Luego de cenar, se fueron a acostar. El ratón de campo se durmió enseguida, pero al ratón de ciudad le incomodó la cama de paja, que le picaba, y se asustó con unos ruidos extraños que escuchaba. Así que sacudió a su primo y le preguntó:
—¿Qué ruido es ese tan extraño?
—¡Aah! —contestó el ratón de campo bostezando—. Es el canto de los grillos, especial para dormir, ¿no te parece?
—¡Qué fastidio! —se lamentó el ratón de ciudad y casi no durmió en toda la noche.

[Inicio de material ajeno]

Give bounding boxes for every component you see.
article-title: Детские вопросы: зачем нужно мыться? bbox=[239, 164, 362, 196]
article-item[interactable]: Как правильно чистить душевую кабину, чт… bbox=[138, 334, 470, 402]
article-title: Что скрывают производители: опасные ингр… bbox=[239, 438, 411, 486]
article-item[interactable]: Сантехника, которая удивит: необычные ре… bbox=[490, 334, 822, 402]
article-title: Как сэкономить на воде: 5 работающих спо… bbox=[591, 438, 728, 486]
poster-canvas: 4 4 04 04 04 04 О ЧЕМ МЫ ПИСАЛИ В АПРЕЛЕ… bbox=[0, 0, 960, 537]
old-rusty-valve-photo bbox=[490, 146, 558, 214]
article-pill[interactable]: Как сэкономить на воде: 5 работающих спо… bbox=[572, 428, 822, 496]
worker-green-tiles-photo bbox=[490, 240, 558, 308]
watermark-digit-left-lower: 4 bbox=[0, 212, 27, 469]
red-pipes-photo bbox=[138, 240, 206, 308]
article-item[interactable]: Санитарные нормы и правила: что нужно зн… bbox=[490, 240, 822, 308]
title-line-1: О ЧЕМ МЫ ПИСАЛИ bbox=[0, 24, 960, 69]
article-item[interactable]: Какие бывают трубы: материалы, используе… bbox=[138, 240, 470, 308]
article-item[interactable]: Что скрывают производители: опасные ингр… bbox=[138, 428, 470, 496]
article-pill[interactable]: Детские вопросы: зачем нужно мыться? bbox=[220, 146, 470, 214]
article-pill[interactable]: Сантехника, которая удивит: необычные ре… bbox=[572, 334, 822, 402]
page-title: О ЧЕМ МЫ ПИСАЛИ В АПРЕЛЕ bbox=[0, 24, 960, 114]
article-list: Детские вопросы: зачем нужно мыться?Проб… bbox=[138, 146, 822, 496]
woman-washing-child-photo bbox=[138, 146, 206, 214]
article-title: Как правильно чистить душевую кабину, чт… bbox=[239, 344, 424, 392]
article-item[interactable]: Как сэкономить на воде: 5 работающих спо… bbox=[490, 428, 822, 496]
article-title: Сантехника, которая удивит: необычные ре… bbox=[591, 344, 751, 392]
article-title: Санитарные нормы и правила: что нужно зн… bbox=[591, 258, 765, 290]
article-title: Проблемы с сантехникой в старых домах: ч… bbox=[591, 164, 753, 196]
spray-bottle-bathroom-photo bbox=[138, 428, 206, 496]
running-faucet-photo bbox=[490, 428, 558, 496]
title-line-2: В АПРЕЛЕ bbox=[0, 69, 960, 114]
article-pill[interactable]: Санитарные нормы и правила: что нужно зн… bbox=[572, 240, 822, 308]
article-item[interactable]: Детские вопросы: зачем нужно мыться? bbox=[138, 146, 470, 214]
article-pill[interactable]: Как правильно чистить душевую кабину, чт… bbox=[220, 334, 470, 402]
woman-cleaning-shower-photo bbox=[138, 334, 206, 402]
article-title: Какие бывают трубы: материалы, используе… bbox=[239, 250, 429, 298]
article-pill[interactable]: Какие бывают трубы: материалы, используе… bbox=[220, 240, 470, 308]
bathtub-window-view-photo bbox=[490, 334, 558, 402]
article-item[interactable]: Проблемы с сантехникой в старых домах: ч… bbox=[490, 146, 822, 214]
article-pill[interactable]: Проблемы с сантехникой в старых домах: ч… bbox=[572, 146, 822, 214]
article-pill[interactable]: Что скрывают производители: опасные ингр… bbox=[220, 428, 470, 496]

Al día siguiente, muy temprano, el ratón de ciudad le dijo al ratón de campo:
—Primo, quiero que vengas hoy a la ciudad y conozcas mi casa. Allá podrás ver qué maravillosos platos se comen y cómo se duerme de bien en una cama de plumas.
El ratón de campo aceptó complacido la invitación:
—Tienes razón, primo, ya es tiempo de que conozca la ciudad.
Llegaron a la ciudad a las seis de la tarde, la hora de mayor congestión del tráfico. El ruido de los autos y la cantidad de gente caminando a toda prisa marearon al ratón de campo.
—¡Qué ruido tan ensordecedor! —se quejó el ratón de campo, pero su primo no lo oyó. Iba muy emocionado correteando y comiendo desperdicios que las personas dejaban caer.
—Vamos pronto a tu casa, por favor. No me siento bien —pidió el ratón de campo.
Por fin llegaron a la elegante residencia del ratón de ciudad y, justamente, las personas que allí vivían estaban celebrando una fiesta.
—Estamos de suerte, primo —dijo entusiasmado el ratón de ciudad—. Comeremos exquisiteces, como te anuncié.
Así que se escondieron en la madriguera del ratón de ciudad a esperar que se fueran los invitados. Había un cojín de plumas forrado de seda tan suave que el ratón de campo se deslizaba al suelo cada vez que se encaramaba.
—Muy suave, pero muy incómodo —le dijo a su primo.
Por fin, muy tarde, cuando ya el ratón de campo estaba casi dormido, el ratón de ciudad le dijo:
—¡Despierta! Vamos por nuestro banquete.
Saltaron a la mesa y comenzaron a roer queso de Holanda, jamón de Italia, pan de harina blanca, torta de almendras y pastel de manzana. ¡Pero, cuando apenas habían probado las comidas exquisitas, apareció el gato siamés en la mesa!
—¡Peligro! —gritó el ratón de ciudad y corrió a esconderse en su ratonera.
El ratón de campo no reaccionó rápidamente y la garra del gato alcanzó a arañarle la cola justo cuando entraba a la madriguera.
—¡Qué susto! ¡Y cómo me duele mi cola! —se quejó.
Al día siguiente, el ratón de campo se despidió del ratón de ciudad:
—Primo, muchas gracias por la invitación. Ciertamente la ciudad es emocionante y hay comidas exquisitas, pero también hay muchos peligros y ruidos ensordecedores. Prefiero mis semillas, mi cama de paja y mis grillos. Adiós.
A cada cual lo suyo le parece mejor.